Profecia de H.L. Mencken escrita em 1920 realizou-se com a eleição dos dois presidentes
“À medida em que a democracia é aperfeiçoada, o cargo de presidente representa, cada vez mais adequadamente, a alma profunda do povo. Em algum grande e glorioso dia, a gente simples dessa terra realizará, finalmente, a plenitude de sua vontade e a Casa Branca será adornada por um completo idiota.” A profecia, de H.L. Mencken, foi escrita em 1920, durante uma cinzenta campanha eleitoral, e realizou-se em 2016, com Trump (e, no Brasil, dois anos depois, com Bolsonaro). A culpa é mesmo da “gente simples” dessas terras?
O termo “idiota”, de raízes gregas, foi usado, num passado já distante, como diagnóstico psicológico do indivíduo com moderada incapacidade intelectual. Os psicólogos o abandonaram e ele passou a descrever uma pessoa estúpida ou, ainda, alguém presunçoso. Os dois qualificativos aplicam-se aos ocupantes da Casa Branca e do Planalto.
Mencken, porém, não escrevia sobre algum presidente singular, mas sobre a democracia e a “alma profunda do povo”. Será que tinha razão?
Na sua frustrada campanha presidencial, saiu da boca de Hillary Clinton o adjetivo “deploráveis” para fazer referência aos eleitores de Trump —que não eram a maioria numérica mas constituíram a maioria eleitoral. Nos fóruns petistas brasileiros, diante do triunfo de Bolsonaro, não faltaram acusações ao povo “ingrato” (além das rituais condenações à “mídia”). Hoje, frente a uma parcial recuperação da popularidade do presidente, não poucos analistas sugerem que o fenômeno derivaria da “compra de consciências” pelo auxílio emergencial. O povo tem, então, os idiotas que merece?
O populista venera o povo. Mencken, exato oposto, enxerga a sociedade pelas lentes de um plebeu aristocrático. O erro dele mereceria extenso exame filosófico mas, na prática, empresta um álibi às elites políticas bem pensantes: a culpa pela ascensão dos idiotas não seria delas, mas da “gente simples” incapaz de distinguir os bons dos maus.
Os bons precisam de um espelho. Nos EUA, os democratas batidos em 2016 ignoraram, anos a fio, a maioria do eleitorado branco do Meio-Oeste, que forma uma classe média açoitada pela transição tecnológica e pela crise estrutural da indústria tradicional. O partido contava com as graças da alta finança e falava para uma nação imaginária, definida como coleção de minorias.
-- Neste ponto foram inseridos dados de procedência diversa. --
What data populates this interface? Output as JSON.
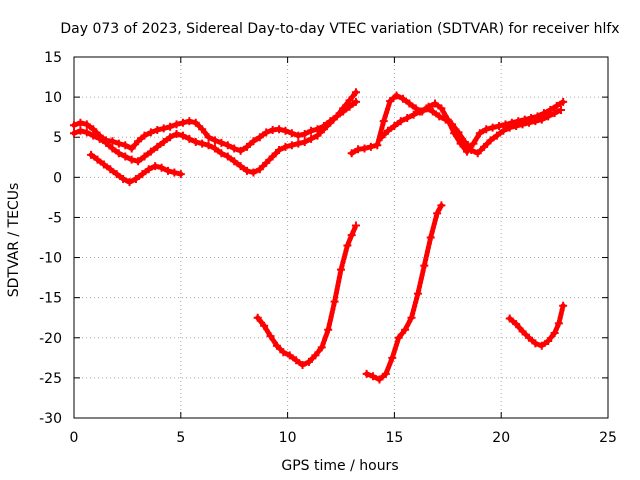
{
  "chart_data": {
    "type": "scatter",
    "title": "Day 073 of 2023, Sidereal Day-to-day VTEC variation (SDTVAR) for receiver hlfx",
    "xlabel": "GPS time / hours",
    "ylabel": "SDTVAR / TECUs",
    "xlim": [
      0,
      25
    ],
    "ylim": [
      -30,
      15
    ],
    "x_ticks": [
      0,
      5,
      10,
      15,
      20,
      25
    ],
    "y_ticks": [
      -30,
      -25,
      -20,
      -15,
      -10,
      -5,
      0,
      5,
      10,
      15
    ],
    "x_tick_labels": [
      "0",
      "5",
      "10",
      "15",
      "20",
      "25"
    ],
    "y_tick_labels": [
      "-30",
      "-25",
      "-20",
      "-15",
      "-10",
      "-5",
      "0",
      "5",
      "10",
      "15"
    ],
    "grid": true,
    "marker": "plus",
    "color": "#ff0000",
    "series": [
      {
        "x": [
          0,
          0.3,
          0.6,
          0.9,
          1.2,
          1.5,
          1.8,
          2.1,
          2.4,
          2.7,
          3.0,
          3.3,
          3.6,
          3.9,
          4.2,
          4.5,
          4.8,
          5.1,
          5.4,
          5.7,
          6.0,
          6.3,
          6.6,
          6.9,
          7.2,
          7.5,
          7.8,
          8.1,
          8.4,
          8.7,
          9.0,
          9.3,
          9.6,
          9.9,
          10.2,
          10.5,
          10.8,
          11.1,
          11.4,
          11.7,
          12.0,
          12.3,
          12.6,
          12.9,
          13.2
        ],
        "y": [
          6.5,
          6.8,
          6.6,
          6.0,
          5.2,
          4.6,
          4.5,
          4.2,
          4.0,
          3.6,
          4.5,
          5.2,
          5.6,
          5.9,
          6.1,
          6.3,
          6.6,
          6.8,
          7.0,
          6.8,
          6.0,
          5.0,
          4.6,
          4.3,
          4.0,
          3.6,
          3.3,
          3.8,
          4.5,
          5.0,
          5.6,
          5.9,
          6.0,
          5.8,
          5.5,
          5.2,
          5.4,
          5.8,
          6.0,
          6.4,
          7.0,
          7.6,
          8.2,
          8.8,
          9.4
        ]
      },
      {
        "x": [
          0,
          0.3,
          0.6,
          0.9,
          1.2,
          1.5,
          1.8,
          2.1,
          2.4,
          2.7,
          3.0,
          3.3,
          3.6,
          3.9,
          4.2,
          4.5,
          4.8,
          5.1,
          5.4,
          5.7,
          6.0,
          6.3,
          6.6,
          6.9,
          7.2,
          7.5,
          7.8,
          8.1,
          8.4,
          8.7,
          9.0,
          9.3,
          9.6,
          9.9,
          10.2,
          10.5,
          10.8,
          11.1,
          11.4,
          11.7,
          12.0,
          12.3,
          12.6,
          12.9,
          13.2
        ],
        "y": [
          5.5,
          5.8,
          5.6,
          5.2,
          4.8,
          4.3,
          3.6,
          3.0,
          2.6,
          2.2,
          2.0,
          2.6,
          3.2,
          3.8,
          4.4,
          5.0,
          5.4,
          5.2,
          4.8,
          4.4,
          4.2,
          4.0,
          3.6,
          3.0,
          2.6,
          2.0,
          1.4,
          0.8,
          0.6,
          1.0,
          1.8,
          2.6,
          3.4,
          3.8,
          4.0,
          4.2,
          4.4,
          4.8,
          5.2,
          6.0,
          6.8,
          7.6,
          8.6,
          9.6,
          10.6
        ]
      },
      {
        "x": [
          0.8,
          1.1,
          1.4,
          1.7,
          2.0,
          2.3,
          2.6,
          2.9,
          3.2,
          3.5,
          3.8,
          4.1,
          4.4,
          4.7,
          5.0
        ],
        "y": [
          2.8,
          2.2,
          1.6,
          1.0,
          0.4,
          -0.2,
          -0.6,
          -0.2,
          0.4,
          1.0,
          1.4,
          1.2,
          0.8,
          0.6,
          0.4
        ]
      },
      {
        "x": [
          8.6,
          8.9,
          9.2,
          9.5,
          9.8,
          10.1,
          10.4,
          10.7,
          11.0,
          11.3,
          11.6,
          11.9,
          12.2,
          12.5,
          12.8,
          13.0,
          13.2
        ],
        "y": [
          -17.5,
          -18.5,
          -19.8,
          -21.0,
          -21.8,
          -22.2,
          -22.8,
          -23.4,
          -23.0,
          -22.2,
          -21.2,
          -19.0,
          -15.5,
          -11.5,
          -8.5,
          -7.2,
          -6.0
        ]
      },
      {
        "x": [
          13.7,
          14.0,
          14.3,
          14.6,
          14.9,
          15.2,
          15.5,
          15.8,
          16.1,
          16.4,
          16.7,
          17.0,
          17.2
        ],
        "y": [
          -24.5,
          -24.8,
          -25.2,
          -24.5,
          -22.5,
          -20.0,
          -19.0,
          -17.5,
          -14.5,
          -11.0,
          -7.5,
          -4.5,
          -3.5
        ]
      },
      {
        "x": [
          13.0,
          13.3,
          13.6,
          13.9,
          14.2,
          14.5,
          14.8,
          15.1,
          15.4,
          15.7,
          16.0,
          16.3,
          16.6,
          16.9,
          17.2,
          17.5,
          17.8,
          18.1,
          18.4,
          18.7,
          19.0,
          19.3,
          19.6,
          19.9,
          20.2,
          20.5,
          20.8,
          21.1,
          21.4,
          21.7,
          22.0,
          22.3,
          22.6,
          22.9
        ],
        "y": [
          3.0,
          3.5,
          3.6,
          3.8,
          4.0,
          7.0,
          9.5,
          10.2,
          9.8,
          9.2,
          8.6,
          8.2,
          8.8,
          9.2,
          8.6,
          7.2,
          5.5,
          4.2,
          3.2,
          4.2,
          5.5,
          6.0,
          6.2,
          6.4,
          6.6,
          6.8,
          7.0,
          7.2,
          7.4,
          7.6,
          8.0,
          8.4,
          8.9,
          9.4
        ]
      },
      {
        "x": [
          14.4,
          14.7,
          15.0,
          15.3,
          15.6,
          15.9,
          16.2,
          16.5,
          16.8,
          17.1,
          17.4,
          17.7,
          18.0,
          18.3,
          18.6,
          18.9,
          19.2,
          19.5,
          19.8,
          20.1,
          20.4,
          20.7,
          21.0,
          21.3,
          21.6,
          21.9,
          22.2,
          22.5,
          22.8
        ],
        "y": [
          5.0,
          5.8,
          6.4,
          7.0,
          7.4,
          7.8,
          8.2,
          8.6,
          8.2,
          7.6,
          7.2,
          6.6,
          5.6,
          4.4,
          3.4,
          3.0,
          3.8,
          4.6,
          5.2,
          5.8,
          6.2,
          6.4,
          6.6,
          6.8,
          7.0,
          7.2,
          7.6,
          8.0,
          8.4
        ]
      },
      {
        "x": [
          20.4,
          20.7,
          21.0,
          21.3,
          21.6,
          21.9,
          22.2,
          22.5,
          22.7,
          22.9
        ],
        "y": [
          -17.6,
          -18.3,
          -19.2,
          -20.0,
          -20.7,
          -21.0,
          -20.4,
          -19.4,
          -18.2,
          -16.0
        ]
      }
    ]
  }
}
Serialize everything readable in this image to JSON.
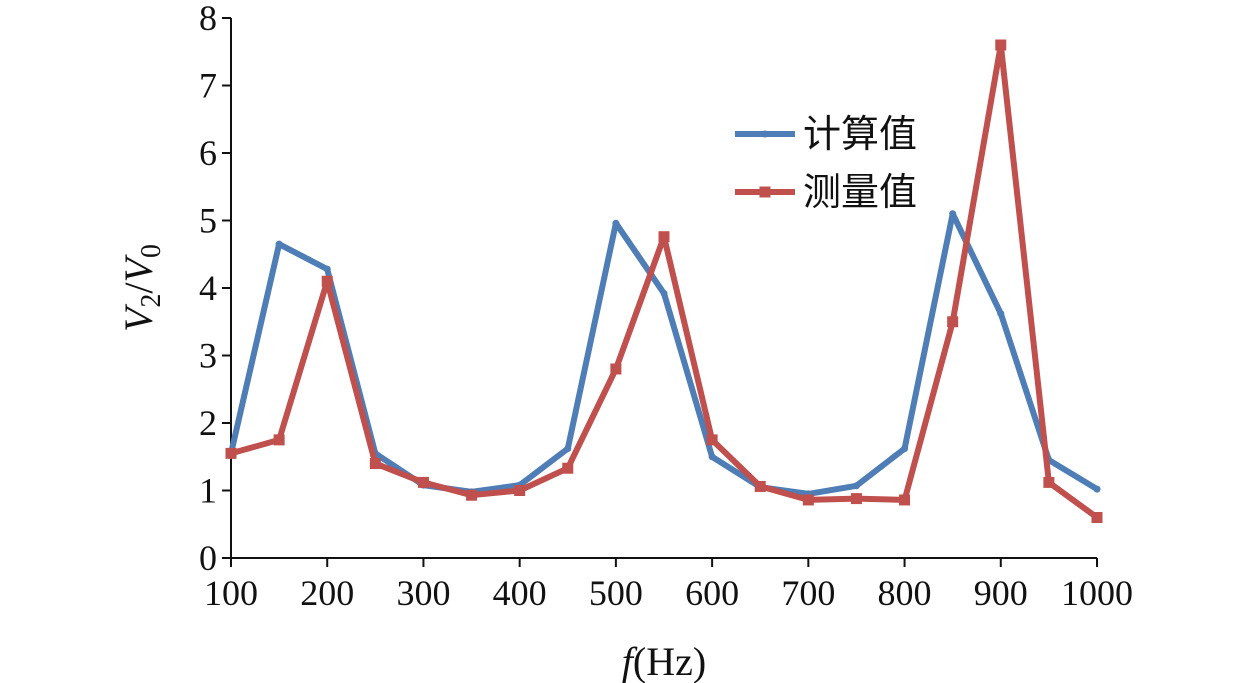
{
  "chart_data": {
    "type": "line",
    "title": "",
    "xlabel": {
      "italic": "f",
      "rest": "(Hz)"
    },
    "ylabel": {
      "v1": "V",
      "sub1": "2",
      "slash": "/",
      "v2": "V",
      "sub2": "0"
    },
    "x": [
      100,
      150,
      200,
      250,
      300,
      350,
      400,
      450,
      500,
      550,
      600,
      650,
      700,
      750,
      800,
      850,
      900,
      950,
      1000
    ],
    "xlim": [
      100,
      1000
    ],
    "ylim": [
      0,
      8
    ],
    "xticks": [
      100,
      200,
      300,
      400,
      500,
      600,
      700,
      800,
      900,
      1000
    ],
    "yticks": [
      0,
      1,
      2,
      3,
      4,
      5,
      6,
      7,
      8
    ],
    "xtick_labels": [
      "100",
      "200",
      "300",
      "400",
      "500",
      "600",
      "700",
      "800",
      "900",
      "1000"
    ],
    "ytick_labels": [
      "0",
      "1",
      "2",
      "3",
      "4",
      "5",
      "6",
      "7",
      "8"
    ],
    "grid": false,
    "legend_position": "top-right",
    "series": [
      {
        "name": "计算值",
        "color": "#4f7db5",
        "marker": "diamond",
        "values": [
          1.55,
          4.65,
          4.28,
          1.55,
          1.08,
          0.98,
          1.08,
          1.62,
          4.96,
          3.92,
          1.5,
          1.05,
          0.95,
          1.07,
          1.62,
          5.1,
          3.62,
          1.45,
          1.02
        ]
      },
      {
        "name": "测量值",
        "color": "#c0504d",
        "marker": "square",
        "values": [
          1.55,
          1.75,
          4.1,
          1.4,
          1.12,
          0.93,
          1.0,
          1.33,
          2.8,
          4.76,
          1.75,
          1.06,
          0.86,
          0.88,
          0.86,
          3.5,
          7.6,
          1.12,
          0.6
        ]
      }
    ]
  }
}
Trump venceu esgrimindo um discurso nativista, conspiratório e preconceituoso que apelava aos ressentimentos do “americano esquecido”. Eleitores democratas desencantados refugiaram-se atrás do candidato da direita nacionalista, fazendo as diferenças mínimas que decidiram a eleição. Quem, na esfera política, agiu como idiota?
As fontes circunstanciais de Bolsonaro encontram-se no populismo fiscal dilmista, na exposição da macrocorrupção, na estratégia eleitoral de Lula e até na facada de um ninguém. Mas suas fontes profundas têm algo em comum com as de Trump.
No Brasil governado pelos bem pensantes, o Estado foi capturado por poderosos grupos empresariais e corporações do alto funcionalismo. Ao longo da bonança internacional que acompanhou os governos de esquerda, as castas de privilegiados receberam créditos, financiamentos, isenções, gordos salários e benefícios, às custas da saúde, da educação, do transporte de massa, dos equipamentos culturais. Como moeda de troca eleitoral, os pobres ganharam o Bolsa Família. A ascensão do idiota estava escrita nas estrelas.
A política da idiotia tem duas faces. O Bolsonaro que circula sem máscara entre ambulantes, enquanto emite cheques emergenciais, só ganha pontos porque, do lado oposto, os bem pensantes fingem residir na Nova Zelândia e clamam por quarentenas eternas. A “gente simples” dessas terras já elegeu Collor, FHC e Lula, Maluf, Erundina e Marta, Haddad, Serra e Doria. O idiota não é produto de sua “alma profunda”, mas da idiotia dos bacanas.
*Demétrio Magnoli, sociólogo, autor de “Uma Gota de Sangue: História do Pensamento Racial”. É doutor em geografia humana pela USP.